Organisatie | Bergen op Zoom |
---|---|
Organisatietype | Gemeente |
Officiële naam regeling | De raad van de gemeente Bergen op Zoom; |
Citeertitel | Verordening vertrouwenscommissie benoeming burgemeester 2013 |
Vastgesteld door | gemeenteraad |
Onderwerp | bestuur en recht |
Eigen onderwerp |
Geen
Datum inwerkingtreding | Terugwerkende kracht tot en met | Datum uitwerkingtreding | Betreft | Datum ondertekening Bron bekendmaking | Kenmerk voorstel |
---|---|---|---|---|---|
11-03-2013 | 01-09-2013 | nieuwe regeling | 05-03-2013 Bergen op Zoomse Bode, 10-03-2013 | RVB13-0012 |
gezien het voorstel van het fractievoorzittersoverleg van 27 februari 2013, nr. RVB13-0012;
gelet op de Gemeentewet, de Archiefwet 1995 en het Archiefbesluit 1995,
alsmede op de “Circulaire benoeming, functioneringsgesprekken en herbenoeming burgemeester” van het Ministerie van Binnenlandse Zaken en Koninkrijksrelaties (ingangsdatum 15 juli 2012);
In deze verordening wordt verstaan onder:
• De minister: de minister van Binnenlandse Zaken en Koninkrijksrelaties;
• De commissaris: de commissaris van de Koningin in Noord-Brabant;
• De commissie: de vertrouwenscommissie benoeming burgemeester 2013
De geheimhoudingsplicht brengt onder meer mee dat aan raadsleden, die geen zitting (meer) hebben in de commissie, en aan anderen, behoudens het bepaalde in artikel 8 van deze verordening, geen inzage in, of informatie omtrent de inhoud van de stukken of het behandelde ter vergadering wordt verstrekt.

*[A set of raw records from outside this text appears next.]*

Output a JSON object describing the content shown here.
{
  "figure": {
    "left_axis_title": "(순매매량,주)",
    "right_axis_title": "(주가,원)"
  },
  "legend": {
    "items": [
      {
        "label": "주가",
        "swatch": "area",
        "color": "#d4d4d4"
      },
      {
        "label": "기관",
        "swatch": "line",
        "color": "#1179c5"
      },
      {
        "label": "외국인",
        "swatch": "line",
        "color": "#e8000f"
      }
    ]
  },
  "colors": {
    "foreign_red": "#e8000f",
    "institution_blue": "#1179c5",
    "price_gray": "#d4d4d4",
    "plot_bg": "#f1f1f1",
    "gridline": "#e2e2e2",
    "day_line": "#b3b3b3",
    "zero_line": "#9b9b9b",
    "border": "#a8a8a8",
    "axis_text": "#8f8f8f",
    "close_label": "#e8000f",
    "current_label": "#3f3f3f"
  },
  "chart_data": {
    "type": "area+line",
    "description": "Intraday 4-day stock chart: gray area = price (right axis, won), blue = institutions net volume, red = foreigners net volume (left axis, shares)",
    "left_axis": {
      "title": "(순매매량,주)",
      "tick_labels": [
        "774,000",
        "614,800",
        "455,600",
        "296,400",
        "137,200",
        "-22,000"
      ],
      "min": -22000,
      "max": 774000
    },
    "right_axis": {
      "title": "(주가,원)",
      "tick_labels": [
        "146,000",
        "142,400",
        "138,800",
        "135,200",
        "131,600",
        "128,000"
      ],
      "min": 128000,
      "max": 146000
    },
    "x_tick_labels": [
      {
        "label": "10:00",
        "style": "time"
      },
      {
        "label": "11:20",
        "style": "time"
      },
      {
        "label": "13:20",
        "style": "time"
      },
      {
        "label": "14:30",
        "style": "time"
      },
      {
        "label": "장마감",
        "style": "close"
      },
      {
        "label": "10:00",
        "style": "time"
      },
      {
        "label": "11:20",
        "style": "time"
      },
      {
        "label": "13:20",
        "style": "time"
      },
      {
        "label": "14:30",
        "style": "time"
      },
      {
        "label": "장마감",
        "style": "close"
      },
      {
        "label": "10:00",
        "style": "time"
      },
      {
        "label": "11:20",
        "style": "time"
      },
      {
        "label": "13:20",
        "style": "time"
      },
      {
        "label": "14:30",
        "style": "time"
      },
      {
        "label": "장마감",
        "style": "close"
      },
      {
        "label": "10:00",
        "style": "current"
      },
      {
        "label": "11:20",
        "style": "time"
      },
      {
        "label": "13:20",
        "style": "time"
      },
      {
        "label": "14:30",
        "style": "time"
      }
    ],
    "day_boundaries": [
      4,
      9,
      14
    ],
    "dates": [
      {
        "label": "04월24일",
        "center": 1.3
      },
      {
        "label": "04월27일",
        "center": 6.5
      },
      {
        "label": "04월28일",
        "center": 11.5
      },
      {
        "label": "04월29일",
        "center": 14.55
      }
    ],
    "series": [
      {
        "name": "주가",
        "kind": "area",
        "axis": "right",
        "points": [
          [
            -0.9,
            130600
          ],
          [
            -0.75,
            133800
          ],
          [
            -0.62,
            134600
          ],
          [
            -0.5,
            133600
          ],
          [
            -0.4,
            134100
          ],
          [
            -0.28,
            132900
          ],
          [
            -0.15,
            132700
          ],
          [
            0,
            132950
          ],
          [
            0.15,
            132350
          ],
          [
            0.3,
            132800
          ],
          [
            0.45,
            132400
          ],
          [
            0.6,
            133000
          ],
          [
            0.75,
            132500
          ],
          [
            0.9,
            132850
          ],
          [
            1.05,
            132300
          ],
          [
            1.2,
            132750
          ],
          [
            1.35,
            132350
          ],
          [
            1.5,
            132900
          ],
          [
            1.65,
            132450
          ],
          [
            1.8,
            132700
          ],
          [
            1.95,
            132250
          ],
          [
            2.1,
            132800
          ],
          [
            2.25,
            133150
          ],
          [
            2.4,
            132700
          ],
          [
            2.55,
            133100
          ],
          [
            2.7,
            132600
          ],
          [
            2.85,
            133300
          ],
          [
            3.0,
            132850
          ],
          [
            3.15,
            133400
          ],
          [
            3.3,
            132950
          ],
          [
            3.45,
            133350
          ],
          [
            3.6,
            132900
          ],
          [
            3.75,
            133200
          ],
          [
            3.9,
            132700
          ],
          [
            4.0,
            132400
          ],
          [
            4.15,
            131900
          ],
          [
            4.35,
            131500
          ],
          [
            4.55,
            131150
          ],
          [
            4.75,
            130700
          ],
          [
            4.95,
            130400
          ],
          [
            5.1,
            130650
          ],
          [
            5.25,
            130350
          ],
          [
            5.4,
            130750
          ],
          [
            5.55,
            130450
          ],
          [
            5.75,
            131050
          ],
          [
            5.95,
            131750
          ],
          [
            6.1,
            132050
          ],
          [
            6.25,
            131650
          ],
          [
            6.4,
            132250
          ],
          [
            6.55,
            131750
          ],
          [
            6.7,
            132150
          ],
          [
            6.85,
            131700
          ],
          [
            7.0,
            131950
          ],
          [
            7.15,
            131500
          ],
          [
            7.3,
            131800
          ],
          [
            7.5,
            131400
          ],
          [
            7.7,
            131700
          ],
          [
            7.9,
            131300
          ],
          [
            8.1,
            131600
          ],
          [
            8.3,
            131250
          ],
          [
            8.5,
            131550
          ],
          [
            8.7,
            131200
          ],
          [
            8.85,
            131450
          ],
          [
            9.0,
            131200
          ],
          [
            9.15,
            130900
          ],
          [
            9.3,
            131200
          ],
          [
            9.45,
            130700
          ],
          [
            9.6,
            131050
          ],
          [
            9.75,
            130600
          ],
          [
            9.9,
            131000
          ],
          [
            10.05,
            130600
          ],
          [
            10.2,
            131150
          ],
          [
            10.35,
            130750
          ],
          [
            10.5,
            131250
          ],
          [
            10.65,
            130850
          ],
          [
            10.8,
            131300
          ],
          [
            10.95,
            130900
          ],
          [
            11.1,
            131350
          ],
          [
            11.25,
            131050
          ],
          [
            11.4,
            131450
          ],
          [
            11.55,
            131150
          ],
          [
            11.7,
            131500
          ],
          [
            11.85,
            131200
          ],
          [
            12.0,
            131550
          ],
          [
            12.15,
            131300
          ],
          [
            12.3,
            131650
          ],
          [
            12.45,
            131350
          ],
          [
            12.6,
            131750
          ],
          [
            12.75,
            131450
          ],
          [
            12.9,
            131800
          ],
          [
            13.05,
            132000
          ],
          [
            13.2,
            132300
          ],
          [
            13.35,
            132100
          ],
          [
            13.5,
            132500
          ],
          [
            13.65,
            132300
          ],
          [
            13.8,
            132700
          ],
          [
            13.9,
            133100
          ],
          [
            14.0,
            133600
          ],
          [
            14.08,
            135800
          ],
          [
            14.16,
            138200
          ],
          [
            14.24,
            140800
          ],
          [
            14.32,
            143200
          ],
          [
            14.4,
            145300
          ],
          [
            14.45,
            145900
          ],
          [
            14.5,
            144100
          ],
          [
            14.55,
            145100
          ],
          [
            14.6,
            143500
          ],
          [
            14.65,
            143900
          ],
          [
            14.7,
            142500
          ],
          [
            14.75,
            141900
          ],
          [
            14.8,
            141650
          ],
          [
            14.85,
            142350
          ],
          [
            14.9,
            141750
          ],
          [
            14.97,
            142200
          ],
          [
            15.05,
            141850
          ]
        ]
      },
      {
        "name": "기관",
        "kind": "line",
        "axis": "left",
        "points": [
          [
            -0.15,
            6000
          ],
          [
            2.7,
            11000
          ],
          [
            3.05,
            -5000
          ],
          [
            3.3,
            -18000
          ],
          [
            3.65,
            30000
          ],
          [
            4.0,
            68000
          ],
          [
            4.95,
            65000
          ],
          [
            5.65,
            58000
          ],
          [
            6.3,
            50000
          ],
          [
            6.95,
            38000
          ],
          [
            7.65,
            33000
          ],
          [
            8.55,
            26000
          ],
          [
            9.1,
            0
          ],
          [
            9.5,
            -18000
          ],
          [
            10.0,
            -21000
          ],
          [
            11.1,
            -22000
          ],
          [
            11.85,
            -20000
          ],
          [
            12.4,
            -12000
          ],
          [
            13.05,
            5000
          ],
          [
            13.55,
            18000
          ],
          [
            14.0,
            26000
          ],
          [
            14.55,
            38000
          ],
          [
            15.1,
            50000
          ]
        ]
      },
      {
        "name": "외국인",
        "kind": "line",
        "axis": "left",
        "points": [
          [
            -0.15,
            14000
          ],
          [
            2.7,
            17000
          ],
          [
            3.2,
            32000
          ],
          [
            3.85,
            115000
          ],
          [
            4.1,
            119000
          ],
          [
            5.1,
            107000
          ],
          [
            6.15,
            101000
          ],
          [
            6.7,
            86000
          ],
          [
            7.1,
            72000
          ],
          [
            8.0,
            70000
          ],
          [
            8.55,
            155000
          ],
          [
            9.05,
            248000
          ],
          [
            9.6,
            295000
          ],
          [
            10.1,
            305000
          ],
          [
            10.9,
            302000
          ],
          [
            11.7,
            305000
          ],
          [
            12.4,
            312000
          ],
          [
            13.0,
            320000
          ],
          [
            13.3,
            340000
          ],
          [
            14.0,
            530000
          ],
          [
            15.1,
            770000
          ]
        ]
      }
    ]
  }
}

De commissie treft, met inachtneming van de artikelen 6, 7, tweede lid, en 11 van deze verordening, een voorziening met betrekking tot de wijze waarop de geheimhouding blijft gewaarborgd bij het beheer van bescheiden, het voeren van correspondentie en bij de bepaling van plaats en tijdstip van de gesprekken.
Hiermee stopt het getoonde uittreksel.